Perhaps the thorniest issue is that of Taiwan, where Israel would be hard-pressed to remain neutral were a conflict to erupt. In that event, the United States might demand Israel join in condemning and in imposing sanctions on China. Given that a refusal to do so might cause a major crisis in the relationship with the United States, it seems likely that Israel would support the United States and by doing so severely damage its relationship with China.

Trade and Investment Ties Have Plateaued

Chaziza has noted that “major infrastructure projects, cutting-edge technology, and innovation have been the bedrock on which the China-Israel relationship” is based.[14] The Times of Israel recently reported that, “Israel imports more from China than anywhere else and exports more to China than any other Asian country. From 2011 to 2021, the share of Israeli exports to Asia going to China rose from 25% to 42%.”[15] Similarly, in a piece published in Mosaic in September, Orion wrote that “bilateral trade has grown from $50 million in 1992 to the $15 billion in 2021 (according to Israel’s Bureau of Statistics) or even $22.8 billion (according to China’s).”[16]

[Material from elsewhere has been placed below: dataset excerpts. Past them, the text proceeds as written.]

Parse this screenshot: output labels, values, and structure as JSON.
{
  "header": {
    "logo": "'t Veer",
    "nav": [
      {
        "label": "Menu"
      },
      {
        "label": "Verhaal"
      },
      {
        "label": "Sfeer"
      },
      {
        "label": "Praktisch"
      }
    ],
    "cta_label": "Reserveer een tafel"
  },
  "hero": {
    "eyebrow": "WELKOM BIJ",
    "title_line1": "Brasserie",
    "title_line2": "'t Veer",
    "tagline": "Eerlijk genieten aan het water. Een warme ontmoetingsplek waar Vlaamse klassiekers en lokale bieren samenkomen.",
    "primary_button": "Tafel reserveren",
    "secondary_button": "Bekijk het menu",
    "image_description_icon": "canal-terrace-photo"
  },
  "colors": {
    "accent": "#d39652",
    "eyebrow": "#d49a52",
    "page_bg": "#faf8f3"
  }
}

Yet, Orion went on to add, a “closer look at the data shows that in 2018 both Israeli exports to China and Chinese investment in Israel peaked. The former thereafter declined and then plateaued.” The World Bank reported, also in September, that “amid multiple domestic and external headwinds, China’s GDP growth is expected to slow sharply to 2.8 percent in 2022, from 8.1 percent in in 2021.”[17] How quickly and how much China’s economy will rebound is anybody’s guess. The possibility of a prolonged Chinese economic slowdown does not augur well for injecting new vitality into bilateral trade and investment activities.

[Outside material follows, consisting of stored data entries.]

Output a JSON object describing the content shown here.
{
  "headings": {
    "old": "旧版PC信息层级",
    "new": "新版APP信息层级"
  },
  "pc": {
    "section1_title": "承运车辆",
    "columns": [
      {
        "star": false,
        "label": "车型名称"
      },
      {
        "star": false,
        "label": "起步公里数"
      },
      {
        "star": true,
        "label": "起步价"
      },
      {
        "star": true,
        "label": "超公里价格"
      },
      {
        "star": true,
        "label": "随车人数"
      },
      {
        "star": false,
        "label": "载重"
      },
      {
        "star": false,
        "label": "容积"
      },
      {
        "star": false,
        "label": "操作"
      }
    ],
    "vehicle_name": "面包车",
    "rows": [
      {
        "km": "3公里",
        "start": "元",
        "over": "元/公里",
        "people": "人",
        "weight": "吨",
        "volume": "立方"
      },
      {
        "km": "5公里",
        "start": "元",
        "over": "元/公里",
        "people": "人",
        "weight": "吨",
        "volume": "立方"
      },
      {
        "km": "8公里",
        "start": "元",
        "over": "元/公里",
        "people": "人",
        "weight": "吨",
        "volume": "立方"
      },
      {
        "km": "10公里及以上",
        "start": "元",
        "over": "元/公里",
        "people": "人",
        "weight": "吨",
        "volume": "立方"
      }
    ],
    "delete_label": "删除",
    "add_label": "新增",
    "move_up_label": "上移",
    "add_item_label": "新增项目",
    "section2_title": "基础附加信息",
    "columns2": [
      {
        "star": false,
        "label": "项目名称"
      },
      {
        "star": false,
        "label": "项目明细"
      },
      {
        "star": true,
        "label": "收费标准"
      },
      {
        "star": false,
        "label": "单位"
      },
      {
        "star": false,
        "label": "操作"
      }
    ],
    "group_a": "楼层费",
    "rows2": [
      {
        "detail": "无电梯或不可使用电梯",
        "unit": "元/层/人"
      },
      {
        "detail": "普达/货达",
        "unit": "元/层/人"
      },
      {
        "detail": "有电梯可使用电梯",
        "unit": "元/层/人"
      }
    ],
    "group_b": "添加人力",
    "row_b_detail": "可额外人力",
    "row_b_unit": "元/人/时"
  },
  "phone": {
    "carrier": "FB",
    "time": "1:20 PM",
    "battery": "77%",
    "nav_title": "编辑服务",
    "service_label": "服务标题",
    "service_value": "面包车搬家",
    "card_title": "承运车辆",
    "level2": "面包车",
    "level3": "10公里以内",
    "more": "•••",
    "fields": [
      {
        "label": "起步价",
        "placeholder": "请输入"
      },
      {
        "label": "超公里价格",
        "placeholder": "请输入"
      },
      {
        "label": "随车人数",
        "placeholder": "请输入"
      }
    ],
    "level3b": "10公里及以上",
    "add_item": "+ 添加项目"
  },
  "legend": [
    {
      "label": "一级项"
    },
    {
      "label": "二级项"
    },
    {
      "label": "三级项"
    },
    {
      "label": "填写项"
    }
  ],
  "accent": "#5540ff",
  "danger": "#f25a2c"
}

Positive Israeli Public Opinion of China Has Faltered

Until relatively recently, Chinese state media and Chinese diplomats had made progress in penetrating the Israeli media sector and shaping Israeli public opinion. As Yellinek has noted, China’s influence operations included the use of “direct messaging to the Israeli public in local Hebrew-language newspapers, the use of Chinese outlets (especially the Hebrew department of China Radio International) targeted at Israeli audiences, and efforts to leverage prominent public figures friendly toward China to amplify favorable messages delivered on these local Israeli and Chinese platforms.”[18]

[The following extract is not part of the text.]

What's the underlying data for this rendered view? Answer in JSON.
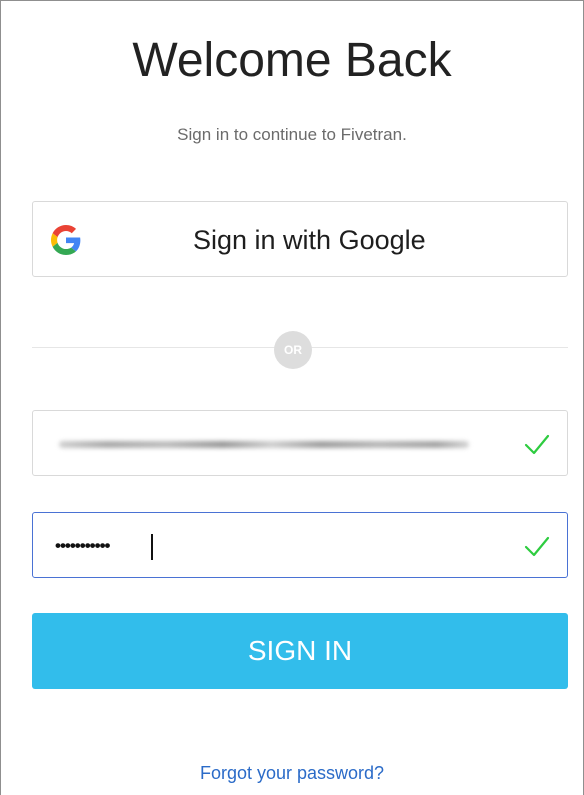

Since 2019, however, favorable views of China among Israelis have declined.[19] This shift in Israeli sentiment stems from a host of factors, including the public’s awareness of repression in China, Beijing’s initial mishandling of the COVID-19 pandemic, problematic if not antisemitic Chinese media reporting of the 2021 conflict with Hamas in Gaza, and repeated casting of votes against Israel in the United Nations.[20] The views of those otherwise positively disposed toward China have undoubtedly also been influenced by Beijing’s Iran policy — a policy that has provided diplomatic cover and an economic lifeline to Iran, and has laid the groundwork for a strategic partnership with a regime that continues to pose a serious threat to Israel.[21]

Conclusion

By late 2022 Israelis have come to recognize “the potential risk to Israel from [China’s] gray-zone technology transfers, the theft of data, economic dependency, and potential supply-chain problems. A rosy-eyed and carefree approach has gradually given way to a more sober one.”[22] Bilateral trade and investment have slowed, as has the Chinese economy, perhaps indicating that the peak years of Israel-China economic cooperation have passed. Israelis’ opinions are not nearly as favorable as they were even a few years ago. Meanwhile, Israel is facing increasing pressure by the United States to limit Chinese involvement in the Israeli economy. Together, these are clear signs that the ‘bloom is off the rose.’